A la vuelta de su casa, todavía aturdido por lo vivido, sonrió para sus adentros: “¡ Vaya polvazo! ”. Sólo una cosa empañaba su felicidad. La tenacidad de Marta en evitar un embarazo se estaba convirtiendo en obcecación.
19 de noviembre
Eran las diez de la mañana de un lunes otoñal y ventoso cuando Irene, la atractiva secretaria de Alfredo, dispuso toda la documentación en la mesa. Estaba principiando una de las operaciones más importantes a nivel bursátil en suelo español y su despacho había sido elegido como el director de una operación de compra que iba a afectar al ámbito farmacéutico.

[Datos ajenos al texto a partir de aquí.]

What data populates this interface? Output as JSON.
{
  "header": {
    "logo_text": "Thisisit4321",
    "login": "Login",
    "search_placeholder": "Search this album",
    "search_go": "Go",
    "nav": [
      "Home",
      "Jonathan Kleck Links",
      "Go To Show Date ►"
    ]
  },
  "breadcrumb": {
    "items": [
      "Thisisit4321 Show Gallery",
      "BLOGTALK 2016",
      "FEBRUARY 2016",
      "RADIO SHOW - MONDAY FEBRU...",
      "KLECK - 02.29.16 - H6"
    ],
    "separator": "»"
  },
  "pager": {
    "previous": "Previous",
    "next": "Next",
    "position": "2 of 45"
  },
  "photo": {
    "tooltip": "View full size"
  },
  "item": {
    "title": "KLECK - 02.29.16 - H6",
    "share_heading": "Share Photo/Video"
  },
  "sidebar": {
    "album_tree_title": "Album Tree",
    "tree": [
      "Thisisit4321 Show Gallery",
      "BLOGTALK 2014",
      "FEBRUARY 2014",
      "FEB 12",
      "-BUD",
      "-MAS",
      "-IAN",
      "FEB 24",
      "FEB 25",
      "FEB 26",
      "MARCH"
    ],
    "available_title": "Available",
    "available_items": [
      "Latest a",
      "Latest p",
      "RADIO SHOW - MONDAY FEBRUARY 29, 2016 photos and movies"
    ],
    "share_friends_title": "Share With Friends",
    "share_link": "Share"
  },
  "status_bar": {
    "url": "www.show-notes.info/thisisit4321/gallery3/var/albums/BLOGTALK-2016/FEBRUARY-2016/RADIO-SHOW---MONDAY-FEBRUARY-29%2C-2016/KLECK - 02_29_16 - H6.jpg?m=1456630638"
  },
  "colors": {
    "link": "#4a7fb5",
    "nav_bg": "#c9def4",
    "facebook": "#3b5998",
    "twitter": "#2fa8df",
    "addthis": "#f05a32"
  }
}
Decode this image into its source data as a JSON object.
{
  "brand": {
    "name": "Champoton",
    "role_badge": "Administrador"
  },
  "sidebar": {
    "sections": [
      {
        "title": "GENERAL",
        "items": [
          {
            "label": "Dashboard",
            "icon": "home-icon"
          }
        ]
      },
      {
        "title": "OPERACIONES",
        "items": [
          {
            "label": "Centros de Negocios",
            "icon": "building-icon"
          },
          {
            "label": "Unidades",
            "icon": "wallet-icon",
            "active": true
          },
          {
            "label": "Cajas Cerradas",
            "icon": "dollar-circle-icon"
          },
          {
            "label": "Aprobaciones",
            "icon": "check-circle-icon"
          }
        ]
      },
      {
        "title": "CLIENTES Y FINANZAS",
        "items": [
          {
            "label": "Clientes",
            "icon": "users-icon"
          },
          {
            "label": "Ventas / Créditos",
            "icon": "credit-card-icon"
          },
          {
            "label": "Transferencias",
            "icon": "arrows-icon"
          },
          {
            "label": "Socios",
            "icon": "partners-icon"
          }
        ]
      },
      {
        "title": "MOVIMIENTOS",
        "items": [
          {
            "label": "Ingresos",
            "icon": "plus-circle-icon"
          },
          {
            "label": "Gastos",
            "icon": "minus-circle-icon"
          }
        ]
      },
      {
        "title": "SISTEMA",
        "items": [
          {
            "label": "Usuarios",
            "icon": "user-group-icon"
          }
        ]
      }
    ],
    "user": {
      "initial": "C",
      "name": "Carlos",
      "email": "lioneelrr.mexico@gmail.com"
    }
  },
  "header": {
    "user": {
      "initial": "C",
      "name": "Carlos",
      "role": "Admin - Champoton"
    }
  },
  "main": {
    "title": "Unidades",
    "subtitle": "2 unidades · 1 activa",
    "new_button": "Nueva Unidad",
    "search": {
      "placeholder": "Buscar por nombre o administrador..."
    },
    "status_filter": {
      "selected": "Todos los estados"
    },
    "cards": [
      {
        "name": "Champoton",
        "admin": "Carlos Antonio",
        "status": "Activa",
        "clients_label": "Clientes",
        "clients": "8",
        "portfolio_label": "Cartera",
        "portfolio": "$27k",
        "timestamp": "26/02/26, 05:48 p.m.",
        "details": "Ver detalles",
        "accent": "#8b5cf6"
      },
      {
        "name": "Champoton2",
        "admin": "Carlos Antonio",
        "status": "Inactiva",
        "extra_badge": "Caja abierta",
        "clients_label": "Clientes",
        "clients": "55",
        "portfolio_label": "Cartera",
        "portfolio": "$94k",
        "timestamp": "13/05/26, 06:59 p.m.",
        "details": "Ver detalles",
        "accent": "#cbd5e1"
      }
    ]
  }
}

El ruido de la puerta de la sala de reuniones distrajo la atención de Irene que levantó la vista para averiguar quién entraba. Era Javier, socio de Alfredo y su amigo y más fiel consejero. Un agradable treinteañero con pronunciadas entradas en su pelo.
- Buenos días, Irene. ¿Aún no ha llegado nadie?
- No, Javier. Aún no ha llegado nadie.
Javier se sentó en el asiento más cercano que halló y se fijó en la silueta curvilínea y sugerente de Irene. Vestía una camisa de seda malva muy ajustada a su talle que realzaban unos senos contundentes y una minifalda de color gris que revelaban unas piernas ebúrneas y hechiceras, sin medias, que remataban unos zapatos negros de tacones vertiginosos.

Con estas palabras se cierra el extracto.